Ils sont assis tous les deux l'un contre l'autre sur le sable, jambes repliées derrière eux, au bord des vagues. Ils sont jeunes, ils sont beaux, ils portent tous les deux le même maillot de bain, short noir et débardeur blanc. Il a une masse de cheveux frisés, elle a posé sur sa frange épaisse son bonnet de bain en caoutchouc blanc, ça lui arrondit le visage. Ils sont heureux, ils s'aiment, ça se voit.

Ils viennent de se marier, ils sont en voyage de noce, sur une plage, et c'est une folie pour leurs bourses d'ouvriers, mais ils y tenaient. Une noce toute simple, juste la famille, mais un voyage, la mer, le soleil. Alors quand le photographe est passé ils ont acheté la photo, une petite folie de plus, on fera des économies quand on reprendra le travail, à Paris.

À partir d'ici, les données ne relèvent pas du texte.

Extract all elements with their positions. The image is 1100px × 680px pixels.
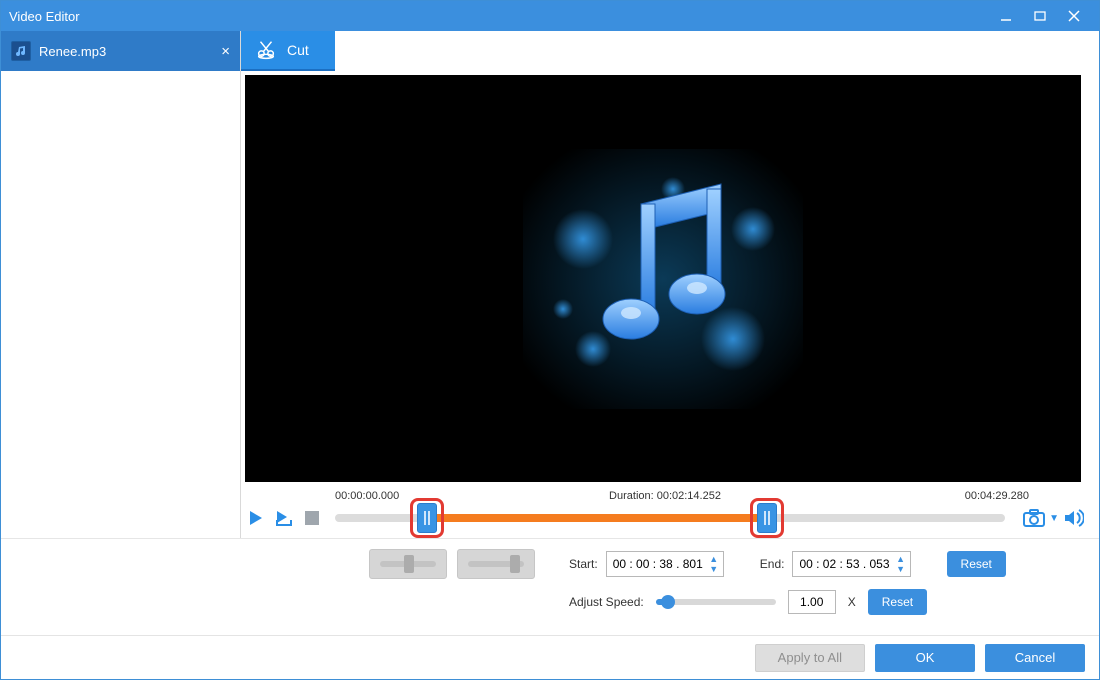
timeline-track[interactable] [335,514,1005,522]
controls-panel: Start: 00 : 00 : 38 . 801 ▲▼ End: 00 : 0… [1,539,1099,635]
start-spin-up[interactable]: ▲ [707,554,721,564]
main-area: Cut [241,31,1099,538]
start-time-input[interactable]: 00 : 00 : 38 . 801 ▲▼ [606,551,724,577]
file-tab[interactable]: Renee.mp3 × [1,31,240,71]
end-time-input[interactable]: 00 : 02 : 53 . 053 ▲▼ [792,551,910,577]
speed-slider-knob[interactable] [661,595,675,609]
tool-row: Cut [241,31,1099,71]
end-spin-down[interactable]: ▼ [894,564,908,574]
file-music-icon [11,41,31,61]
snapshot-button[interactable] [1023,507,1045,529]
file-sidebar: Renee.mp3 × [1,31,241,538]
reset-speed-button[interactable]: Reset [868,589,927,615]
play-segment-button[interactable] [273,507,295,529]
close-window-button[interactable] [1057,2,1091,30]
file-tab-close-icon[interactable]: × [221,43,230,60]
end-spin-up[interactable]: ▲ [894,554,908,564]
selection-end-handle[interactable] [757,503,777,533]
scissor-icon [255,38,277,63]
file-tab-label: Renee.mp3 [39,44,106,59]
maximize-button[interactable] [1023,2,1057,30]
end-time-value: 00 : 02 : 53 . 053 [799,557,889,571]
timeline-area: 00:00:00.000 Duration: 00:02:14.252 00:0… [241,486,1099,538]
cut-tool-label: Cut [287,42,309,58]
cancel-button[interactable]: Cancel [985,644,1085,672]
speed-label: Adjust Speed: [569,595,644,609]
timeline-start-label: 00:00:00.000 [335,490,399,502]
start-spin-down[interactable]: ▼ [707,564,721,574]
volume-button[interactable] [1063,507,1085,529]
minimize-button[interactable] [989,2,1023,30]
music-note-icon [523,149,803,409]
timeline-duration-label: Duration: 00:02:14.252 [609,490,721,502]
timeline-selection [427,514,766,522]
start-time-value: 00 : 00 : 38 . 801 [613,557,703,571]
stop-button[interactable] [301,507,323,529]
stop-icon [305,511,319,525]
speed-unit: X [848,595,856,609]
window-title: Video Editor [9,9,80,24]
end-label: End: [760,557,785,571]
selection-start-handle[interactable] [417,503,437,533]
preview-area[interactable] [245,75,1081,482]
speed-value-box[interactable]: 1.00 [788,590,836,614]
speed-slider[interactable] [656,599,776,605]
footer-bar: Apply to All OK Cancel [1,635,1099,679]
snapshot-chevron-icon[interactable]: ▼ [1049,513,1059,524]
app-window: Video Editor Renee.mp3 × [0,0,1100,680]
play-button[interactable] [245,507,267,529]
reset-range-button[interactable]: Reset [947,551,1006,577]
titlebar[interactable]: Video Editor [1,1,1099,31]
ok-button[interactable]: OK [875,644,975,672]
apply-to-all-button[interactable]: Apply to All [755,644,865,672]
split-middle-button[interactable] [369,549,447,579]
timeline-end-label: 00:04:29.280 [965,490,1029,502]
start-label: Start: [569,557,598,571]
cut-tool-button[interactable]: Cut [241,31,335,71]
split-right-button[interactable] [457,549,535,579]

Et oui, ça a été un merveilleux souvenir, la vie s'ouvrait devant eux.

Ils ne savent pas que quelques années plus tard une autre photo serait prise. Ils sont toujours serrés l'un contre l'autre. Elle sourit, elle est dans ses bras. Il est en uniforme, calot et bandes molletières, c'est sa première permission. Son sourire est un peu douloureux, il devine, il sait lui, mieux qu'elle, que la guerre ne sera ni courte ni facile. Alors il entoure ses épaules, il sourit aussi à l'objectif, avant de repartir.